When financial professionals are unethical, they will be made to pay, as evidenced by a recent settlement between Visium Asset Management and the U.S. Securities and Exchange Commission (SEC). In early May, the hedge fund was ordered to pay $10 million for insider trading.
When two of Visium’s traders were convicted of criminal charges, it sent the $8 billion firm spiraling and led to its ultimate downfall. The portfolio managers mismarked assets and traded stocks based on government insider tips. The final settlement also held Visium’s former chief financial officer liable for failing to supervise the traders.
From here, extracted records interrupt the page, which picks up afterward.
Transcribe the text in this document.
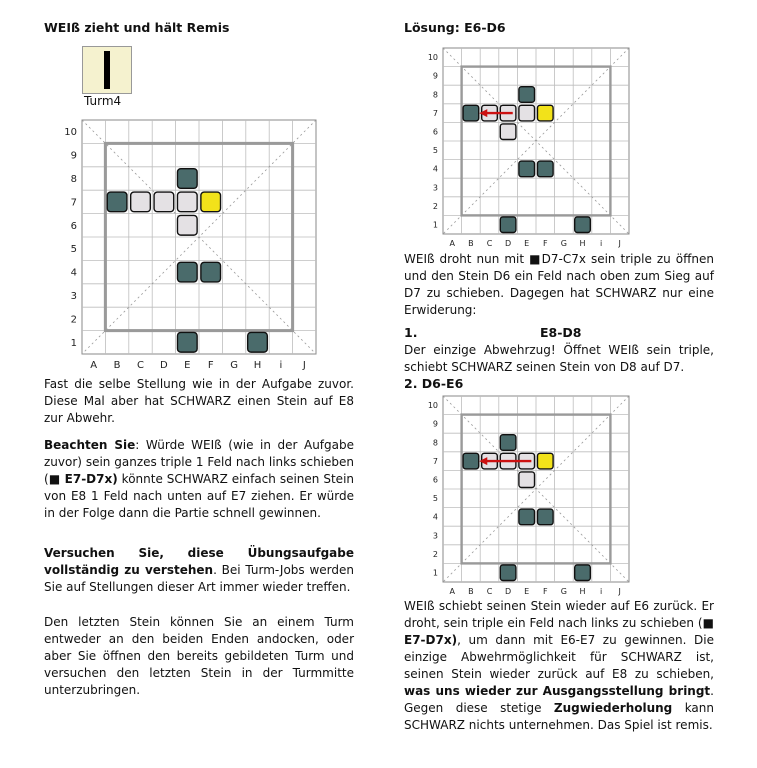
WEIß zieht und hält Remis
Turm4
1
2
3
4
5
6
7
8
9
10
A B C D E F G H i J

Fast die selbe Stellung wie in der Aufgabe zuvor. Diese Mal aber hat SCHWARZ einen Stein auf E8 zur Abwehr.

Beachten Sie: Würde WEIß (wie in der Aufgabe zuvor) sein ganzes triple 1 Feld nach links schieben (■ E7-D7x) könnte SCHWARZ einfach seinen Stein von E8 1 Feld nach unten auf E7 ziehen. Er würde in der Folge dann die Partie schnell gewinnen.

Versuchen Sie, diese Übungsaufgabe vollständig zu verstehen. Bei Turm-Jobs werden Sie auf Stellungen dieser Art immer wieder treffen.

Den letzten Stein können Sie an einem Turm entweder an den beiden Enden andocken, oder aber Sie öffnen den bereits gebildeten Turm und versuchen den letzten Stein in der Turmmitte unterzubringen.

Lösung: E6-D6
1
2
3
4
5
6
7
8
9
10
A B C D E F G H i J

WEIß droht nun mit ■D7-C7x sein triple zu öffnen und den Stein D6 ein Feld nach oben zum Sieg auf D7 zu schieben. Dagegen hat SCHWARZ nur eine Erwiderung:

1.	E8-D8

Der einzige Abwehrzug! Öffnet WEIß sein triple, schiebt SCHWARZ seinen Stein von D8 auf D7.

2. D6-E6
1
2
3
4
5
6
7
8
9
10
A B C D E F G H i J

WEIß schiebt seinen Stein wieder auf E6 zurück. Er droht, sein triple ein Feld nach links zu schieben (■ E7-D7x), um dann mit E6-E7 zu gewinnen. Die einzige Abwehrmöglichkeit für SCHWARZ ist, seinen Stein wieder zurück auf E8 zu schieben, was uns wieder zur Ausgangsstellung bringt. Gegen diese stetige Zugwiederholung kann SCHWARZ nichts unternehmen. Das Spiel ist remis.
Marc Berger, director of the SEC’s New York office, stated that, “Advisory firms must create a culture of zero tolerance when it comes to unlawful conduct and supervisors at those firms must take reasonable measures necessary to detect and prevent securities law-related violations.”
The Visium case is one of the first large-scale investigations involving insider-trading tips by the U.S. government to reach a conclusion. The SEC is showing it will take aggressive action for misconduct, regardless of the circumstances and parties involved. The fact that this case and a handful of others will establish a legal precedence is a big win for investors.
Who Gets Hurt By Insider Trading?
To some, insider trading may seem to be a victimless crime. However, when traders are not all trading on an even playing field – that is, with the same information – it sets only a few investors up for success. Everyone else will be hurt. While individual investors may not notice significant losses, on a larger scale, a group of investors in a certain stock will.